8 ways to minimize digital clutter on your PC
If you are reading this article, you have probably already gone overboard. If you can barely see your desktop background behind the wall of icons. If your cookies are so scattered even Facebook doesn’t know what you like. If you have over 45 tabs open, or if you can only download an app by deleting another one for space, this article is for you.
No matter how many times you hear Jordan Peterson saying, “Clean your damn room,” often more immediate tasks will take precedence in your life, and by the end of the day all you want to do is relax.
Sadly, the only solution is to bite the bullet, and realize that sooner or later the problem will become too big for comfort. One day, you will be required to find an important file for work or anything, and it will take you around ten times longer to find it, if at all.
What is digital clutter exactly?
Digital clutter is exactly what it says on the tin. Files, folders, documents, music, photos, videos, all those downloaded movies and series, desktop icons all cluttered up beyond recognition or navigability, and at least one unknown folder that sounds too important to delete.
Clutter can also come in the form of followers and pages on social media, thousands of undeleted emails, online subscriptions, cookies, internet bookmarks, and old passwords on sites you haven’t visited since your childhood.
That last one could be somewhat dangerous. Who knows what you got up to as a child discovering the internet, gleefully giving up your personal information to a shady half-done site for access to games. For that we recommend resorting to a password manager, so that nothing can come back to bite or bother you.
A social media cleanse is a whole other bag of monkeys. Most people opt to create a separate account and leave the burning pile of redundancy behind. Starting over in the new account is one way to do it, following only your most favorite pages, and carefully choosing the people to add as friends or followers.
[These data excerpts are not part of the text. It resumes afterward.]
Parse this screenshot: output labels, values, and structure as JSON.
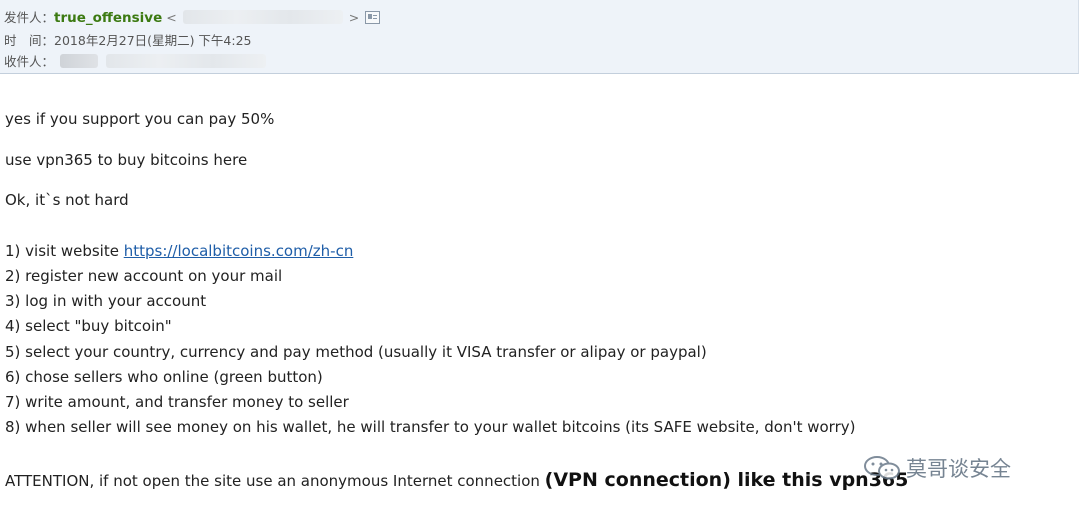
{
  "header": {
    "from_label": "发件人：",
    "sender_name": "true_offensive",
    "lt": "<",
    "gt": ">",
    "time_label": "时　间：",
    "time_value": "2018年2月27日(星期二) 下午4:25",
    "to_label": "收件人："
  },
  "body": {
    "lines": [
      "yes if you support you can pay 50%",
      "use vpn365 to buy bitcoins here",
      "Ok, it`s not hard"
    ],
    "step1_prefix": "1) visit website ",
    "step1_link": "https://localbitcoins.com/zh-cn",
    "steps": [
      "2) register new account on your mail",
      "3) log in with your account",
      "4) select \"buy bitcoin\"",
      "5) select your country, currency and pay method (usually it VISA transfer or alipay or paypal)",
      "6) chose sellers who online (green button)",
      "7) write amount, and transfer money to seller",
      "8) when seller will see money on his wallet, he will transfer to your wallet bitcoins (its SAFE website, don't worry)"
    ],
    "attention_text": "ATTENTION, if not open the site use an anonymous Internet connection ",
    "attention_bold": "(VPN connection) like this vpn365"
  },
  "watermark": {
    "text": "莫哥谈安全",
    "icon": "wechat-icon"
  }
}
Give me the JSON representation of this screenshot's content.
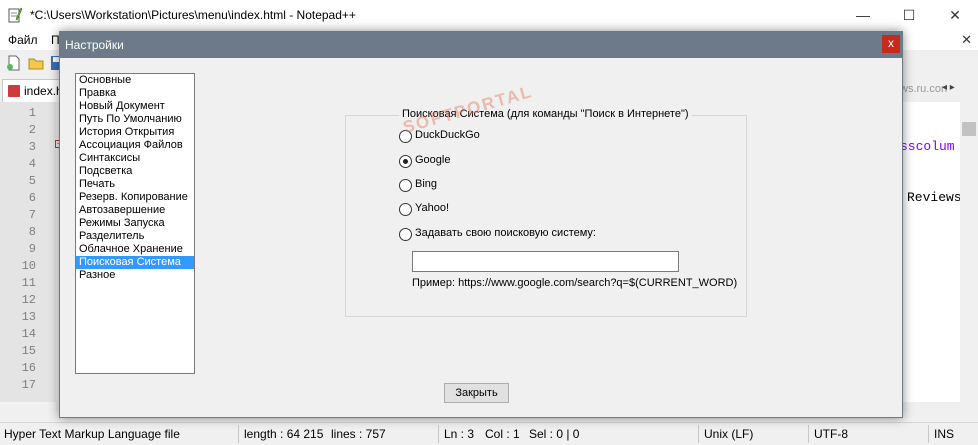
{
  "window": {
    "title": "*C:\\Users\\Workstation\\Pictures\\menu\\index.html - Notepad++",
    "minimize_glyph": "—",
    "maximize_glyph": "☐",
    "close_glyph": "✕"
  },
  "menubar": {
    "items": [
      "Файл",
      "П"
    ],
    "close_glyph": "✕"
  },
  "toolbar": {
    "icons": [
      "new-file-icon",
      "open-file-icon",
      "save-file-icon"
    ]
  },
  "tabs": {
    "active_label": "index.ht",
    "right_label": "ws.ru.con",
    "arrows": "◂ ▸"
  },
  "editor": {
    "line_numbers": [
      "1",
      "2",
      "3",
      "4",
      "5",
      "6",
      "7",
      "8",
      "9",
      "10",
      "11",
      "12",
      "13",
      "14",
      "15",
      "16",
      "17"
    ],
    "visible_code": {
      "line3": "sscolum",
      "line6": "Reviews"
    },
    "colors": {
      "keyword": "#8000ff"
    }
  },
  "statusbar": {
    "file_type": "Hyper Text Markup Language file",
    "length": "length : 64 215",
    "lines": "lines : 757",
    "ln": "Ln : 3",
    "col": "Col : 1",
    "sel": "Sel : 0 | 0",
    "eol": "Unix (LF)",
    "encoding": "UTF-8",
    "mode": "INS"
  },
  "dialog": {
    "title": "Настройки",
    "close_glyph": "x",
    "categories": [
      "Основные",
      "Правка",
      "Новый Документ",
      "Путь По Умолчанию",
      "История Открытия",
      "Ассоциация Файлов",
      "Синтаксисы",
      "Подсветка",
      "Печать",
      "Резерв. Копирование",
      "Автозавершение",
      "Режимы Запуска",
      "Разделитель",
      "Облачное Хранение",
      "Поисковая Система",
      "Разное"
    ],
    "selected_category": "Поисковая Система",
    "group_title": "Поисковая Система (для команды \"Поиск в Интернете\")",
    "engines": [
      {
        "label": "DuckDuckGo",
        "checked": false
      },
      {
        "label": "Google",
        "checked": true
      },
      {
        "label": "Bing",
        "checked": false
      },
      {
        "label": "Yahoo!",
        "checked": false
      },
      {
        "label": "Задавать свою поисковую систему:",
        "checked": false
      }
    ],
    "custom_url_value": "",
    "example": "Пример: https://www.google.com/search?q=$(CURRENT_WORD)",
    "close_button": "Закрыть",
    "colors": {
      "titlebar": "#6c7a89",
      "selection": "#3399ff",
      "close": "#c42b1c"
    }
  },
  "watermark": "SOFTPORTAL"
}
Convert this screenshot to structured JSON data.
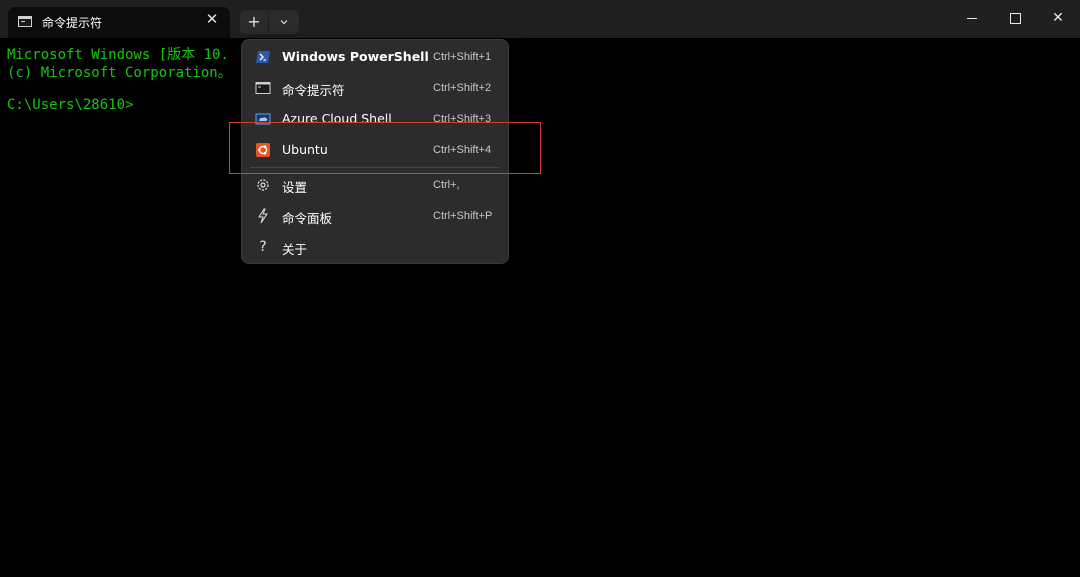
{
  "window": {
    "tab": {
      "title": "命令提示符",
      "close": "✕",
      "icon": "cmd-icon"
    },
    "new_tab": "+",
    "dropdown": "⌄",
    "controls": {
      "minimize": "",
      "maximize": "",
      "close": "✕"
    }
  },
  "terminal": {
    "lines": [
      "Microsoft Windows [版本 10.",
      "(c) Microsoft Corporation。",
      "",
      "C:\\Users\\28610>"
    ],
    "text_color": "#16c60c"
  },
  "menu": {
    "profiles": [
      {
        "label": "Windows PowerShell",
        "shortcut": "Ctrl+Shift+1",
        "icon": "powershell-icon"
      },
      {
        "label": "命令提示符",
        "shortcut": "Ctrl+Shift+2",
        "icon": "cmd-icon"
      },
      {
        "label": "Azure Cloud Shell",
        "shortcut": "Ctrl+Shift+3",
        "icon": "azure-icon"
      },
      {
        "label": "Ubuntu",
        "shortcut": "Ctrl+Shift+4",
        "icon": "ubuntu-icon"
      }
    ],
    "actions": [
      {
        "label": "设置",
        "shortcut": "Ctrl+,",
        "icon": "gear-icon"
      },
      {
        "label": "命令面板",
        "shortcut": "Ctrl+Shift+P",
        "icon": "lightning-icon"
      },
      {
        "label": "关于",
        "shortcut": "",
        "icon": "question-icon"
      }
    ]
  },
  "colors": {
    "highlight_box": "#d0402f",
    "ubuntu": "#e95420",
    "powershell": "#2f5aa8"
  }
}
In the case of a cluttered-up machine, however, many cannot afford to simply abandon ship and buy a new laptop or PC and forget the whole thing. You might also have some valuable or sentimental things left behind that you forget about, because of course you did.
Clearing the clutter
Sorting digital clutter is not fun, but you will one day have to address the elephant in the room one way or another.
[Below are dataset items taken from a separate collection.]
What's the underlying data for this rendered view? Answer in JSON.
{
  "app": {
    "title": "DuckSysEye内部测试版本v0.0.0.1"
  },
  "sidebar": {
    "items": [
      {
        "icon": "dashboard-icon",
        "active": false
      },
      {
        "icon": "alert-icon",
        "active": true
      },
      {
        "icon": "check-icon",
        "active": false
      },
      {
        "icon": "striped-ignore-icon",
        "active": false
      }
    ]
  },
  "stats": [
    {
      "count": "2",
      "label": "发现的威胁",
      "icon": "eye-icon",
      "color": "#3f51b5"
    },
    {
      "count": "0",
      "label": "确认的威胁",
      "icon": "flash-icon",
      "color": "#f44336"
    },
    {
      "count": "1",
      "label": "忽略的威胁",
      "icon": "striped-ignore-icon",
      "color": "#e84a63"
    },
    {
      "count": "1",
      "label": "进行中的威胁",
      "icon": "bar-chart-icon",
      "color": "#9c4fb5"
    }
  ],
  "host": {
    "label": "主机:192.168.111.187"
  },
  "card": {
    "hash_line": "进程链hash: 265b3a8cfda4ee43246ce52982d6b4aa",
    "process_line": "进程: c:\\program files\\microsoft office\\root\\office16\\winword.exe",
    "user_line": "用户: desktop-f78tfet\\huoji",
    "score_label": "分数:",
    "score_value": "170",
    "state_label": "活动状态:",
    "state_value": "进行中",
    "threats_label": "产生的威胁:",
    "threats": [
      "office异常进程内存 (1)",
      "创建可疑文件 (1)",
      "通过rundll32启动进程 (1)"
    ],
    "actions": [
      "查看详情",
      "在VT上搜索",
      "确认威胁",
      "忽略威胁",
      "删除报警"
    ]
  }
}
But you know what they say, they best way to eat an elephant is one bite at a time.
In the same sense, sorting digital clutter is a meticulous, purposeful, and long-term process. Dedicate yourself to completing one task per day. For example, today you can check your passwords using a free password manger. The next day, organize your photos. In a few weeks you should be able to find anything you are asked to find on a short notice. Or shorter than it would have been otherwise at least.
Practicing digital minimalism
Minimizing digital clutter is a matter of habit and lifestyle. Piles of laundry in your room don’t just pop up. They grow slowly, shirt by shirt, one lazy decision at a time. After, or during your organization escapade, also cultivate the habit of self-control and awareness when browsing.
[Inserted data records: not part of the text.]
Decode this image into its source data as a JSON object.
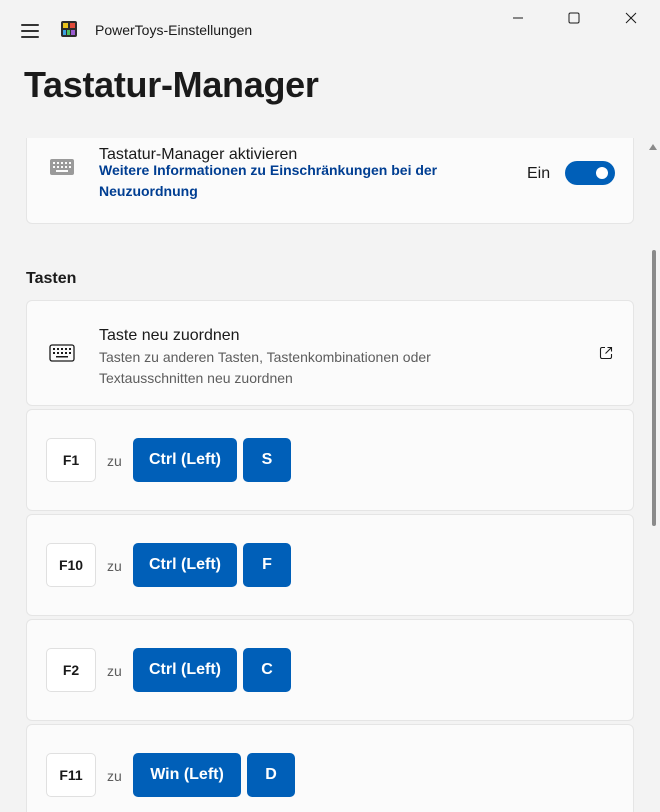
{
  "window": {
    "title": "PowerToys-Einstellungen"
  },
  "page": {
    "title": "Tastatur-Manager"
  },
  "activate_card": {
    "title": "Tastatur-Manager aktivieren",
    "link": "Weitere Informationen zu Einschränkungen bei der Neuzuordnung",
    "toggle_label": "Ein",
    "toggle_on": true
  },
  "keys_section": {
    "heading": "Tasten",
    "remap_card": {
      "title": "Taste neu zuordnen",
      "description": "Tasten zu anderen Tasten, Tastenkombinationen oder Textausschnitten neu zuordnen"
    },
    "connector": "zu",
    "mappings": [
      {
        "from": "F1",
        "to": [
          "Ctrl (Left)",
          "S"
        ]
      },
      {
        "from": "F10",
        "to": [
          "Ctrl (Left)",
          "F"
        ]
      },
      {
        "from": "F2",
        "to": [
          "Ctrl (Left)",
          "C"
        ]
      },
      {
        "from": "F11",
        "to": [
          "Win (Left)",
          "D"
        ]
      }
    ]
  },
  "colors": {
    "accent": "#005fb8",
    "link": "#003e92",
    "background": "#f3f3f3",
    "card": "#fbfbfb"
  },
  "icons": {
    "menu": "hamburger-icon",
    "app": "powertoys-logo-icon",
    "keyboard": "keyboard-icon",
    "external": "open-external-icon",
    "minimize": "minimize-icon",
    "maximize": "maximize-icon",
    "close": "close-icon"
  }
}
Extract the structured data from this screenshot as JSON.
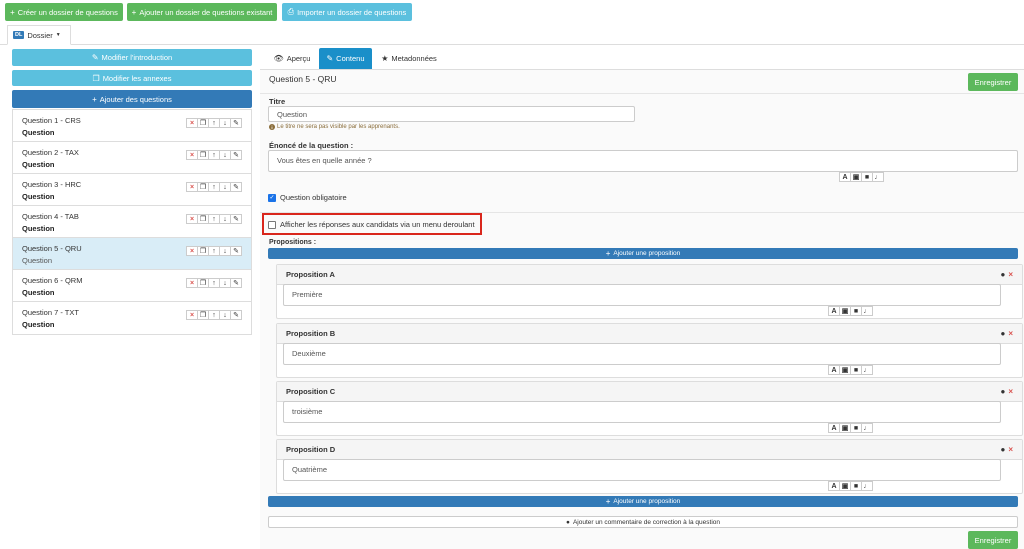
{
  "toolbar": {
    "create_label": "Créer un dossier de questions",
    "add_existing_label": "Ajouter un dossier de questions existant",
    "import_label": "Importer un dossier de questions"
  },
  "dossier_tab": {
    "badge": "DL",
    "label": "Dossier"
  },
  "sidebar": {
    "intro_label": "Modifier l'introduction",
    "annex_label": "Modifier les annexes",
    "add_questions_label": "Ajouter des questions",
    "questions": [
      {
        "title": "Question 1 - CRS",
        "sub": "Question"
      },
      {
        "title": "Question 2 - TAX",
        "sub": "Question"
      },
      {
        "title": "Question 3 - HRC",
        "sub": "Question"
      },
      {
        "title": "Question 4 - TAB",
        "sub": "Question"
      },
      {
        "title": "Question 5 - QRU",
        "sub": "Question"
      },
      {
        "title": "Question 6 - QRM",
        "sub": "Question"
      },
      {
        "title": "Question 7 - TXT",
        "sub": "Question"
      }
    ],
    "selected_index": 4
  },
  "tabs": {
    "apercu": "Aperçu",
    "contenu": "Contenu",
    "metadonnees": "Metadonnées",
    "active": "contenu"
  },
  "main": {
    "question_title": "Question 5 - QRU",
    "save_label": "Enregistrer",
    "titre_label": "Titre",
    "titre_value": "Question",
    "titre_hint": "Le titre ne sera pas visible par les apprenants.",
    "enonce_label": "Énoncé de la question :",
    "enonce_value": "Vous êtes en quelle année ?",
    "obligatoire_label": "Question obligatoire",
    "obligatoire_checked": true,
    "menu_deroulant_label": "Afficher les réponses aux candidats via un menu deroulant",
    "menu_deroulant_checked": false,
    "propositions_label": "Propositions :",
    "add_proposition_label": "Ajouter une proposition",
    "propositions": [
      {
        "label": "Proposition A",
        "value": "Première"
      },
      {
        "label": "Proposition B",
        "value": "Deuxième"
      },
      {
        "label": "Proposition C",
        "value": "troisième"
      },
      {
        "label": "Proposition D",
        "value": "Quatrième"
      }
    ],
    "comment_label": "Ajouter un commentaire de correction à la question"
  },
  "colors": {
    "green": "#5cb85c",
    "light_blue": "#5bc0de",
    "dark_blue": "#337ab7",
    "highlight_red": "#d9261c"
  }
}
As a user of the internet in the 21st century, knowing how to practice digital minimalism, or at the very least being aware of its importance is an essential habit that we definitely did not learn in school.
Here are some useful digital minimalism tips, and practical steps you can take to declutter your digital life:
- Organize your folders and files: Your folder structure should look more like a hierarchy pyramid, with major fills containing sub-files containing lesser files within them and so on.
- Clean up your inbox daily: Time for a trip down memory lane… with a flamethrower. Purge your inbox of the things you know you will never need and do that every day for the next few weeks.
- Categorize your photos: All your photos should be in one folder, which in turn should have folders within it with specific categories like University, Work, Johnny’s birthday, Malaysia Trip, and Other.
- Purge your social media: Either take the time to unfollow, unlike, unfriend or what have you, or abandon ship and create a separate account.
- When in doubt, use the cloud: Cloud servers are a great place to store your most valuable data, and backup most of your essentials.
- Digitally detox: Take a break, read a book, or go for a walk. There are a million ways to spend your time than browsing YouTube without a goal.
- Turn off notifications: But not your spouse or child’s messages, more like YouTube and Tiktok.
- Start managing your passwords: If you are some who tends to use the same password for everything, this one is for you. This task is perhaps the biggest weight of your shoulder once done.
The internet is a culmination of all the world’s knowledge and experience accessible via finger tap, and we humans are curious creatures. It is the land of plenty, too much to carry in fact, and so it is up to each of us to develop a content filter out only that which will enrich us.
You will surely get lost and end up back where you were unless you become a conscious surfer, with a purposeful drive behind using this powerful tool, and a greater appreciation for your time and headspace.